A lament for a long-dead hamster, a tale of gondola-travelling geese and a humorous SOS from a plane-crash survivor at sea are among the weird and wonderful entries to a unique postcard competition at Sussex.
More than 100 writers, artists, publishers and academics will be attending 'Picture This: Postcards and letters beyond text' to consider letters and postcards as literature, art and cultural phenomena.
The two-day conference, organised by Sussex students Katie Reid and Bethan Stevens, will see leading researchers share their knowledge with research students in talks, seminars and workshops on archive collections, fiction and literary criticism and art.
The postcard competition, run in collaboration with publishers Myriad Editions, aimed to find the best pieces of creative writing produced on the back of a postcard.
The varied entries feature poems, short stories, original artwork and photos and humorous collages.
The best of them will be displayed at an exhibition in the Creativity Zone, which will be open to students, staff and the public from 11am to 5pm on Friday 25 March.
The entries were judged, by correspondence, by the novelist Nicola Barker, whose latest novel Burley Cross Postbox Theft is a comic tale told in letter form. The winners will be announced on the day of the exhibition.
Conference participants will be able to join a research-skills seminar at Brighton Museum, creative-practice workshops for writers, talks and seminars.
Speakers include Ann Dumas (Curator of 'The Real Van Gogh' for the Royal Academy), Professor of English and author Nicholas Royle and Professor of English and artist Marcus Wood.

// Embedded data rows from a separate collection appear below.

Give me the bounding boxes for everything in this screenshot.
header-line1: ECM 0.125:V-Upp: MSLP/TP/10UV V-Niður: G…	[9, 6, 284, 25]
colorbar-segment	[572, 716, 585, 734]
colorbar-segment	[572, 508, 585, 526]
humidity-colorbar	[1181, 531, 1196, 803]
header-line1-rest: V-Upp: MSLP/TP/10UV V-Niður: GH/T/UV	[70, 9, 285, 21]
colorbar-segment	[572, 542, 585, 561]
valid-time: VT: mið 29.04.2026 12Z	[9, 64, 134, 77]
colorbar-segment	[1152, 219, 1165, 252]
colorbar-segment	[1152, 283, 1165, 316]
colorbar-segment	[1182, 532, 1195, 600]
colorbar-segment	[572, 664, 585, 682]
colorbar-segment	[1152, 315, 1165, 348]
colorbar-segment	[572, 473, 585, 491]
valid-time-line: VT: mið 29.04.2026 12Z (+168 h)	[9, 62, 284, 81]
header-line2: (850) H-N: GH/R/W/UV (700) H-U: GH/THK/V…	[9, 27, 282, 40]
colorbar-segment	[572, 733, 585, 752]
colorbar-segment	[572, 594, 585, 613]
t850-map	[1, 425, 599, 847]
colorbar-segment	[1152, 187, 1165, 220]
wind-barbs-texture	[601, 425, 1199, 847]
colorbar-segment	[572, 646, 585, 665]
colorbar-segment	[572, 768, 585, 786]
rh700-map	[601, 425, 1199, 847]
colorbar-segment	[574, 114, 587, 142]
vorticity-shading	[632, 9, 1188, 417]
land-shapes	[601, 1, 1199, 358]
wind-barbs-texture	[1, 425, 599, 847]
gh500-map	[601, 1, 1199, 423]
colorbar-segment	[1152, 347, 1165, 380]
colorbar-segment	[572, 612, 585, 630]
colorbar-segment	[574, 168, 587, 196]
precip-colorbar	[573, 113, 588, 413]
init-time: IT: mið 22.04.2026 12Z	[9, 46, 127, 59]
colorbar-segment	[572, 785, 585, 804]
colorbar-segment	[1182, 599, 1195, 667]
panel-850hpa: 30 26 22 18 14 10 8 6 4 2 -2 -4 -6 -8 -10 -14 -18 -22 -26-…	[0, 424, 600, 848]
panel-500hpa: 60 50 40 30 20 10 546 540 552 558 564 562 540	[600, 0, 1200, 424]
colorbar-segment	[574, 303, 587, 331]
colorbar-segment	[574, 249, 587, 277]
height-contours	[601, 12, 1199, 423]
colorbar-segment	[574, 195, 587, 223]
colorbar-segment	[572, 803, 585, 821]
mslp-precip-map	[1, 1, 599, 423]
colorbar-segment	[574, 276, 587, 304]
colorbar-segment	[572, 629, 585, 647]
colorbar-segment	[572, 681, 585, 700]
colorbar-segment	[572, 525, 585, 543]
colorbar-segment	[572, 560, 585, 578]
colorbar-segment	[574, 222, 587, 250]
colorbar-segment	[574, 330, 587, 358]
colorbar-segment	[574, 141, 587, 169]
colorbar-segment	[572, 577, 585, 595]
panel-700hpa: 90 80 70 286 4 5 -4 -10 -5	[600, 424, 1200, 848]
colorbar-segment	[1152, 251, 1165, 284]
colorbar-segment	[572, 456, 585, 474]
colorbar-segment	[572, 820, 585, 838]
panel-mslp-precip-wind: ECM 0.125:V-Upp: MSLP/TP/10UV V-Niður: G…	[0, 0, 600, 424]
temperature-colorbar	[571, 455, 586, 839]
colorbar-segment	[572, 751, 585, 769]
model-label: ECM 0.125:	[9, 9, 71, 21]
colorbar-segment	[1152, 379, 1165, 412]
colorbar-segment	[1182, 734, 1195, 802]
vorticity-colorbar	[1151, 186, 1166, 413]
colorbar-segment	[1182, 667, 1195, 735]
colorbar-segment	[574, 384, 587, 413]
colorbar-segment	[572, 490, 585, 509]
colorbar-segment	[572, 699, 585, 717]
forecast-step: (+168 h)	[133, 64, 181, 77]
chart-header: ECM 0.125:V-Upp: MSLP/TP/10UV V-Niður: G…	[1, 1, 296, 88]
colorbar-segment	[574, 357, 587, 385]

Katie Reid and Bethan Stevens organised the event through correspondence, as Katie is researching at Sussex and Bethan is lecturing at Nottingham Trent.
They say: "The art of letter-writing seems to be in danger of changing to the point of dying out - even sending a postcard is less popular than it used to be.
"We hope that this conference will celebrate the true art of letters and postcards as repositories of wit and reflection, revelation and original thought and that, alongside the competition, we can re-make and talk about them in new and contemporary ways.
"Judging by the enthusiasm of our competition entrants, the postcards competition and exhibition might become a regular event."
The conference was organised with help from the School of English, the Doctoral School and the 'Beyond Text programme' of the Arts and Humanities Research Council (AHRC).